The resource you want access to is, variously, either the internet itself or (e.g.) Signal's audience. You don't need Signal for the former, and you don't have any constitutional or moral right to the latter.

1 comments

You prove to still be misunderstanding. Firstly in that "Signal's Audience" is not a thing under contention - it's willing parties who are already both using Signal being prevented from using that tool to talk about [x] with one another. It's constraining communication by content once you've already granted someone the tools that is the problem.

Even so, I agree you have neither a constitutional nor a moral right to anything of Signal's in any case. And yet, the world would be a better place - for all people, Signal's staff and shareholders included - if they gave it freely. Nobody is obligated to spend their own time or effort to improve the world, but if we want the world to be a better place then somebody has to.

The more accessible unfettered communication is, the better the world is able to become. Full stop. Restrained communication is less capable of improving the world, because restrained communication is less capable of changing the world at all, because those invested in the status quo have incentive to restrain communication which could make change.

Firstly, Signal is completely irrelevant here: they cannot censor based on message content, and have (for now) said that they will not (based, presumably on the fact that they cannot).
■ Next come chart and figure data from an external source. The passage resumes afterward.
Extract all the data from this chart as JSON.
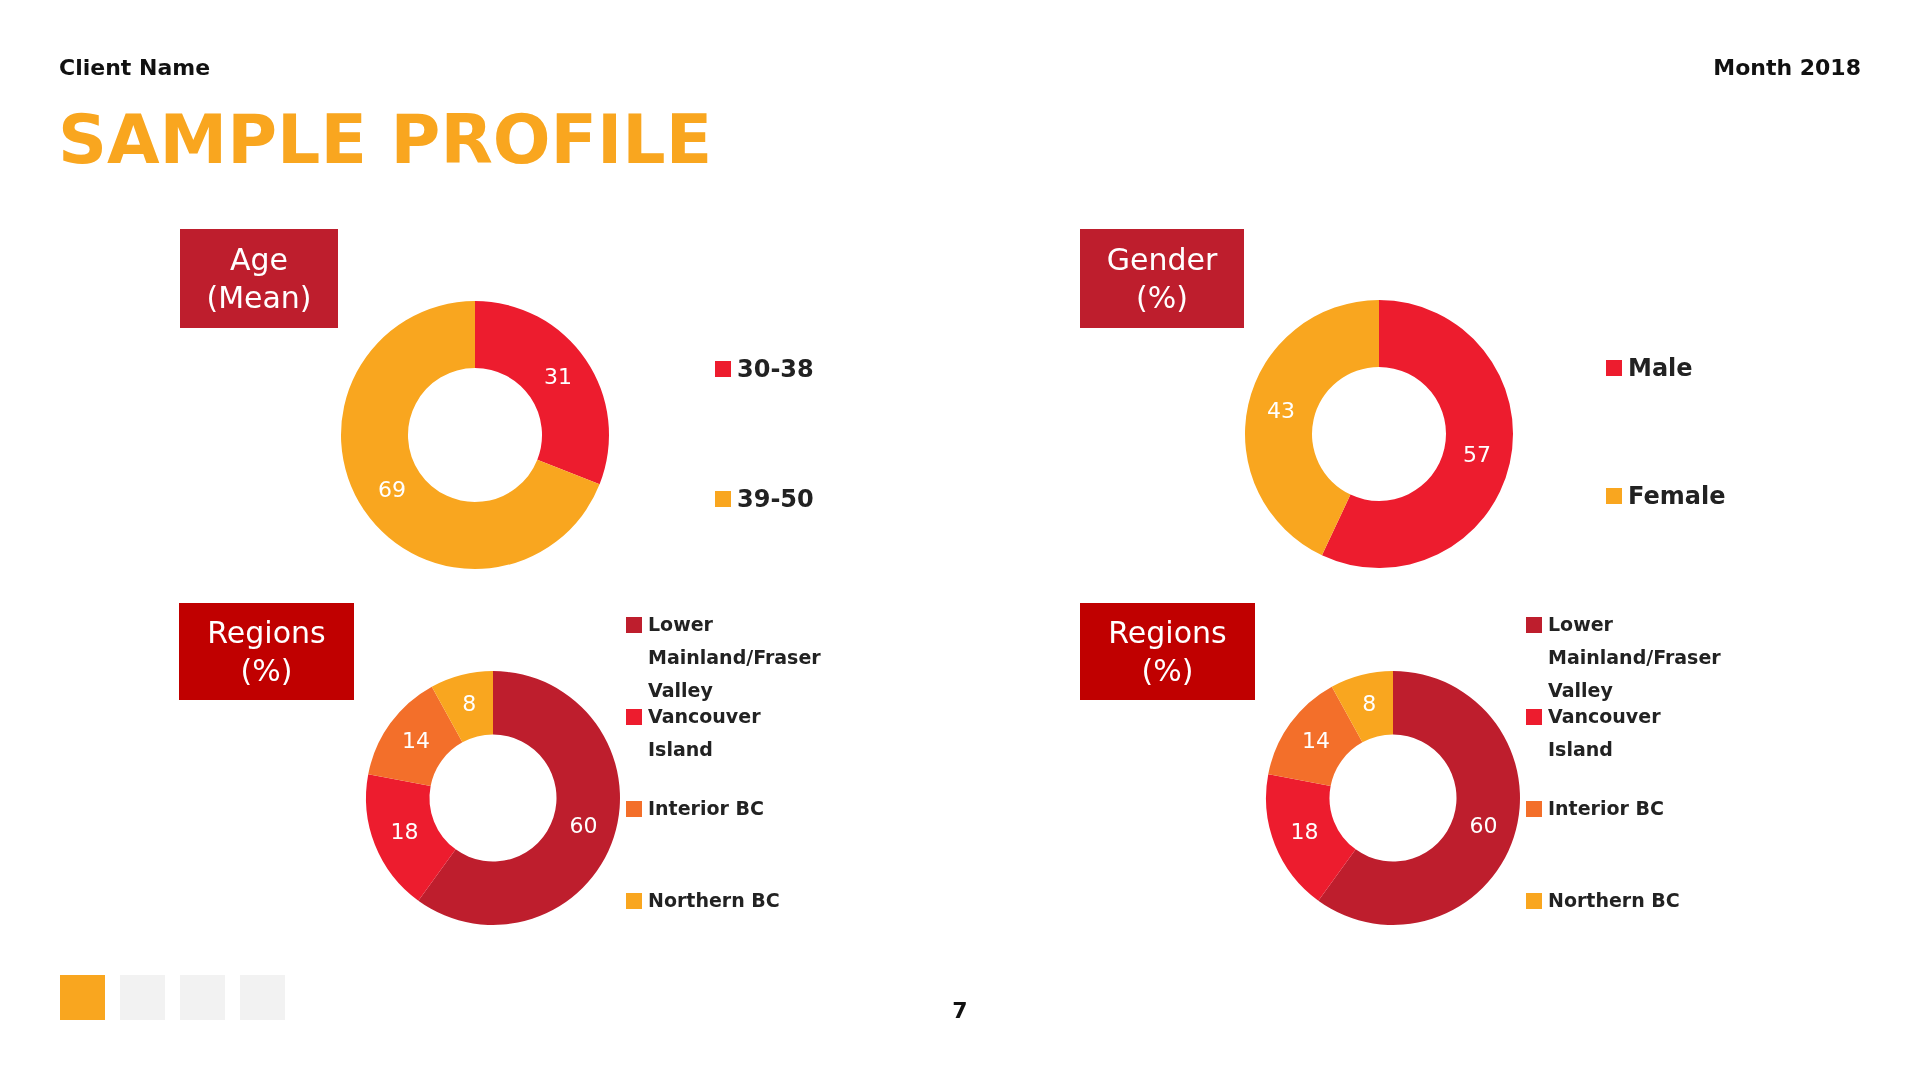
{
  "chart_data": [
    {
      "type": "other",
      "title": "SAMPLE PROFILE",
      "annotations": [
        "Client Name",
        "Month 2018",
        "7"
      ]
    },
    {
      "type": "donut",
      "title": "Age (Mean)",
      "categories": [
        "30-38",
        "39-50"
      ],
      "values": [
        31,
        69
      ],
      "colors": [
        "#ed1c2e",
        "#f9a61f"
      ],
      "data_labels": true,
      "legend": "right"
    },
    {
      "type": "donut",
      "title": "Gender (%)",
      "categories": [
        "Male",
        "Female"
      ],
      "values": [
        57,
        43
      ],
      "colors": [
        "#ed1c2e",
        "#f9a61f"
      ],
      "data_labels": true,
      "legend": "right"
    },
    {
      "type": "donut",
      "title": "Regions (%)",
      "categories": [
        "Lower Mainland/Fraser Valley",
        "Vancouver Island",
        "Interior BC",
        "Northern BC"
      ],
      "values": [
        60,
        18,
        14,
        8
      ],
      "colors": [
        "#be1e2d",
        "#ed1c2e",
        "#f36f2a",
        "#f9a61f"
      ],
      "data_labels": true,
      "legend": "right"
    },
    {
      "type": "donut",
      "title": "Regions (%)",
      "categories": [
        "Lower Mainland/Fraser Valley",
        "Vancouver Island",
        "Interior BC",
        "Northern BC"
      ],
      "values": [
        60,
        18,
        14,
        8
      ],
      "colors": [
        "#be1e2d",
        "#ed1c2e",
        "#f36f2a",
        "#f9a61f"
      ],
      "data_labels": true,
      "legend": "right"
    }
  ]
}
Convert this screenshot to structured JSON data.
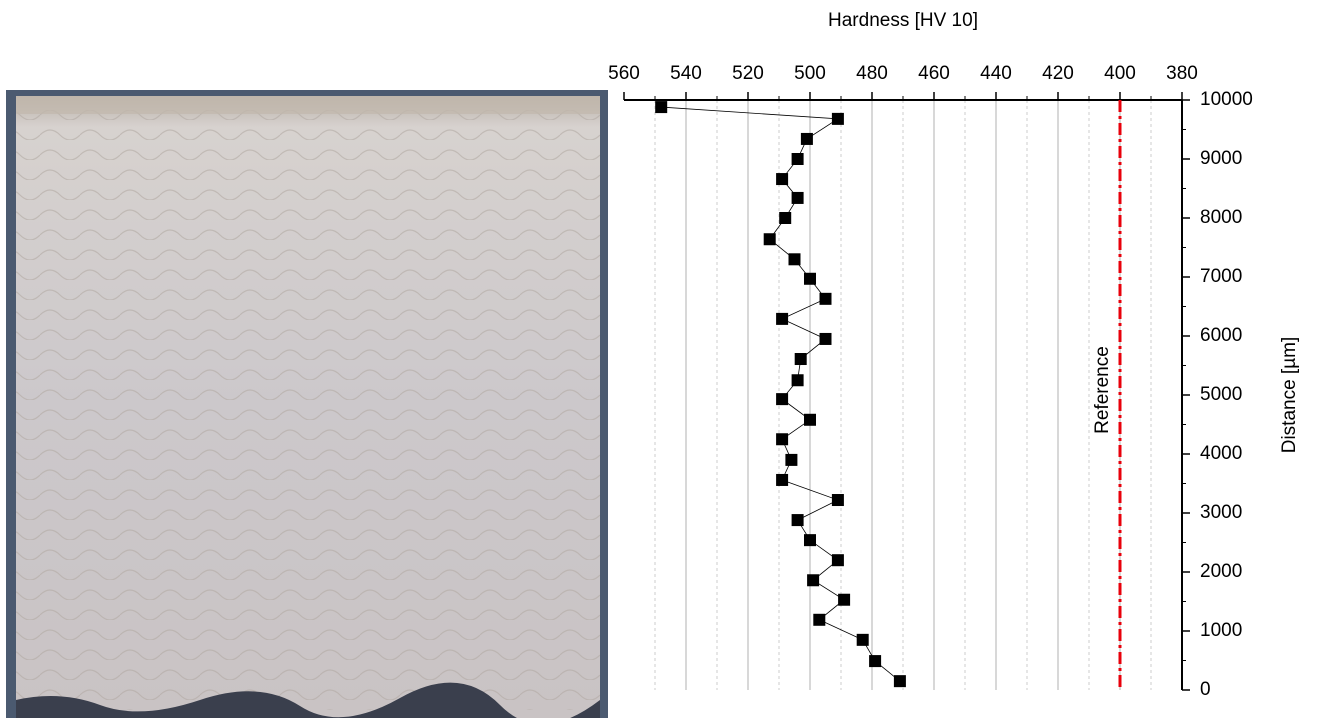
{
  "chart_data": {
    "type": "line",
    "xlabel": "Hardness [HV 10]",
    "ylabel": "Distance [µm]",
    "x": [
      548,
      491,
      501,
      504,
      509,
      504,
      508,
      513,
      505,
      500,
      495,
      509,
      495,
      503,
      504,
      509,
      500,
      509,
      506,
      509,
      491,
      504,
      500,
      491,
      499,
      489,
      497,
      483,
      479,
      471
    ],
    "values": [
      9880,
      9680,
      9340,
      9000,
      8660,
      8340,
      8000,
      7640,
      7300,
      6970,
      6630,
      6290,
      5950,
      5610,
      5250,
      4930,
      4580,
      4250,
      3900,
      3560,
      3220,
      2880,
      2540,
      2200,
      1860,
      1530,
      1190,
      850,
      490,
      150
    ],
    "color": "#000000",
    "xlim": [
      560,
      380
    ],
    "xticks": [
      560,
      540,
      520,
      500,
      480,
      460,
      440,
      420,
      400,
      380
    ],
    "ylim": [
      0,
      10000
    ],
    "yticks": [
      0,
      1000,
      2000,
      3000,
      4000,
      5000,
      6000,
      7000,
      8000,
      9000,
      10000
    ],
    "grid": true,
    "reference": {
      "label": "Reference",
      "value": 400,
      "color": "#e8000b"
    }
  }
}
Secondly, in the case of a company such as Twitter, which can censor based on content, they are free to say that they think that the world is a better place if they do indeed play that role. You may disagree with them. I might even disagree with them too. But they are free to take that position, and I would contend that requiring them to follow your instincts on this is, in the long, a greater harm than figuring out net neutrality rules for the wiring (so to speak).

It will be a much better world where someone kicked off Twitter can move to Twotter or Trotter or Titter or Tatter, than one where Twitter is told what to do by governments.

Firstly, this article and the discussions on this page are about Signal, it's hardly irrelevant. For the particular case of the company Signal, there are many actors claiming that censorship is needed. Signal for now disagrees, but even on this page you'll find people that support that. Just because the way Signal is implemented today resists the model doesn't mean that's a guarantee into the future.

Secondly, there is no reason we cannot have it both ways. A single communications company with content-neutral policies is helping the world more than one with content-sensitive policies. Two communications companies with content-neutral policies in competition with one another may be better yet, but that does not make Twitter choosing to censor its users the right thing for them to do. I have not said the government should tell Twitter what to do, only that they should choose not to censor because that makes the world a better place.

There is a growing contingent of people, especially younger people, who do not understand how free communication underlies the ability to make any change at all. Who do not see that creating the tools to censor conversations harms the future. They see immediate benefits in clamping down on this or that harm (temporarily ignoring that they're making themselves the arbiters of right and wrong and giving them the power to declare what is or is not a harm in the first place) but not grasping that they will not be in control of those tools in perpetuity.